En tal género y sentido, su poema de más notable construcción fue “Canto a un dios mineral”, que se publicó por primera vez en Letras de México, en septiembre de 1942, un mes después de que se quitara la vida. Entre sus ensayos, el de más impacto fue, sin duda, El diablo en la poesía, donde Cuesta plantea el vínculo entre las ideas de poesía y revolución, diciendo que son opuestas a lo natural, la tradición y la costumbre. En él identifica la belleza con la fascinación y el pecado con la tentación y lo maligno. Se inspira en André Gidé y lo cita: “No hay obra de arte sin colaboración del demonio”. Pero no hay que equivocarse: no fue el demonio quien guiaba la mano de Cuesta para arrancarse la vida aquella tarde de agosto, ni tampoco el que dirigió sus versos y palabras. Al contrario. Algo divino había todo en ello.

3. Ni callado, ni ausente
Pablo Neruda, pseudónimo de Ricardo Eliécer Neftalí Reyes Basoalto, fue un poeta chileno considerado por Gabriel García Márquez como “el más grande poeta del siglo XX en cualquier idioma”. Hijo de un ferroviario, quedó huérfano de madre cuando sólo había vivido un mes y comenzó a escribir poesía desde muy joven.
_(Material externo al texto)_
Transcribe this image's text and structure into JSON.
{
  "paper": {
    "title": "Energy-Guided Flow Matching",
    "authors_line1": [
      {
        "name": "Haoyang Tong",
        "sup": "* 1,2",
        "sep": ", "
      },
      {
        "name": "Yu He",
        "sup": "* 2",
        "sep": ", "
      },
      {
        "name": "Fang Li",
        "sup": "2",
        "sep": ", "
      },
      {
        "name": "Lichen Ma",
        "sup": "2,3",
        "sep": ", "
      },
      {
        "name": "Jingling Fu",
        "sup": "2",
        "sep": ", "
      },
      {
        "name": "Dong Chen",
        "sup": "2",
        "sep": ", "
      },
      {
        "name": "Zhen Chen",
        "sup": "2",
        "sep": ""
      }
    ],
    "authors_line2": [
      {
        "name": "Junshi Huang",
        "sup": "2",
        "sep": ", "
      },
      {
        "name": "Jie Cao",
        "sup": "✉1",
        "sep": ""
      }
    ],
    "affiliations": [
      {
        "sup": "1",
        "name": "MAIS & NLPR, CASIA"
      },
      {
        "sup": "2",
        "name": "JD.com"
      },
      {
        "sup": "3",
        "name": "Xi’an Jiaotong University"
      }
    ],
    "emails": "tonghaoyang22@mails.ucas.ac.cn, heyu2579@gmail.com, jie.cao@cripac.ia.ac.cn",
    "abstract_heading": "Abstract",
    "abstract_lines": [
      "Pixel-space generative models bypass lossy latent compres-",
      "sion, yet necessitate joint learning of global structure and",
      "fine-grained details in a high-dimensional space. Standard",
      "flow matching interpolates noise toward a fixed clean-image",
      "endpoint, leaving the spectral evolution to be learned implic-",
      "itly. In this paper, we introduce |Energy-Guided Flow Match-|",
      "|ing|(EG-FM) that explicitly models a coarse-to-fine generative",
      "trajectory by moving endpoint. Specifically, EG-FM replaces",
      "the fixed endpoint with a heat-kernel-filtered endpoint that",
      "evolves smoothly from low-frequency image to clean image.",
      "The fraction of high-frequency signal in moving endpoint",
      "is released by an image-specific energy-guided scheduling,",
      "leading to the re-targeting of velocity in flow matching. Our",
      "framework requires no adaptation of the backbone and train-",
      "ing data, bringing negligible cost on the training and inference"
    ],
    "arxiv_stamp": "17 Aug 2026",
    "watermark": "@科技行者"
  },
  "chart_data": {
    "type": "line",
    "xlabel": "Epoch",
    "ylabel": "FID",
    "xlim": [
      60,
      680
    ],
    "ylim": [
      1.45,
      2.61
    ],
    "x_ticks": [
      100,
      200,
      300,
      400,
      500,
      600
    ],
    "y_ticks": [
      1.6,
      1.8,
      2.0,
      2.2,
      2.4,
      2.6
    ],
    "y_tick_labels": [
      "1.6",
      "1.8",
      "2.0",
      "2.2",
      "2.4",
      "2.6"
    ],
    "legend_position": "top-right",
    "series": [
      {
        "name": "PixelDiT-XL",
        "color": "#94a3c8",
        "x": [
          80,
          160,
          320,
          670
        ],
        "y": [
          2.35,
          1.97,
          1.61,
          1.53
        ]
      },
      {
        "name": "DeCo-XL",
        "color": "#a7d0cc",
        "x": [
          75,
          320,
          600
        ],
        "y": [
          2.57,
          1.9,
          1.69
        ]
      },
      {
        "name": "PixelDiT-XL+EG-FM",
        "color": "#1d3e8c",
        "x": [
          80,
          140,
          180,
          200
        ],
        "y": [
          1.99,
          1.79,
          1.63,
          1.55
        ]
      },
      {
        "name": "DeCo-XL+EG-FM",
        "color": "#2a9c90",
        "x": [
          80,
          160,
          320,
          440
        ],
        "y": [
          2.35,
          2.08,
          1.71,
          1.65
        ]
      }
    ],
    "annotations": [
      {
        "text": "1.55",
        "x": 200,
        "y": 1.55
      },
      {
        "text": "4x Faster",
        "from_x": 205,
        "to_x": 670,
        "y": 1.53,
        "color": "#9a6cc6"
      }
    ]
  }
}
Su primer libro, cuyos gastos sufragó el mismo con la colaboración de amigos como Gabriela Mistral, fue Crepusculario del año 1923. Al año siguiente, sus Veinte poemas de amor y una canción desesperada se convirtió en un éxito de ventas y de público y lo situó como uno de los poetas más populares de Latinoamérica. De ideas políticas de izquierda, fue miembro del Partido Comunista chileno y en 1971 recibió el Premio Nobel de Literatura. Poco después del golpe de Estado en Chile, justo un día como hoy el 23 de septiembre de 1973 se lo llevó la muerte. Pero ausente no está. Todavía sabemos de memoria sus poemas y los repetimos en voz alta.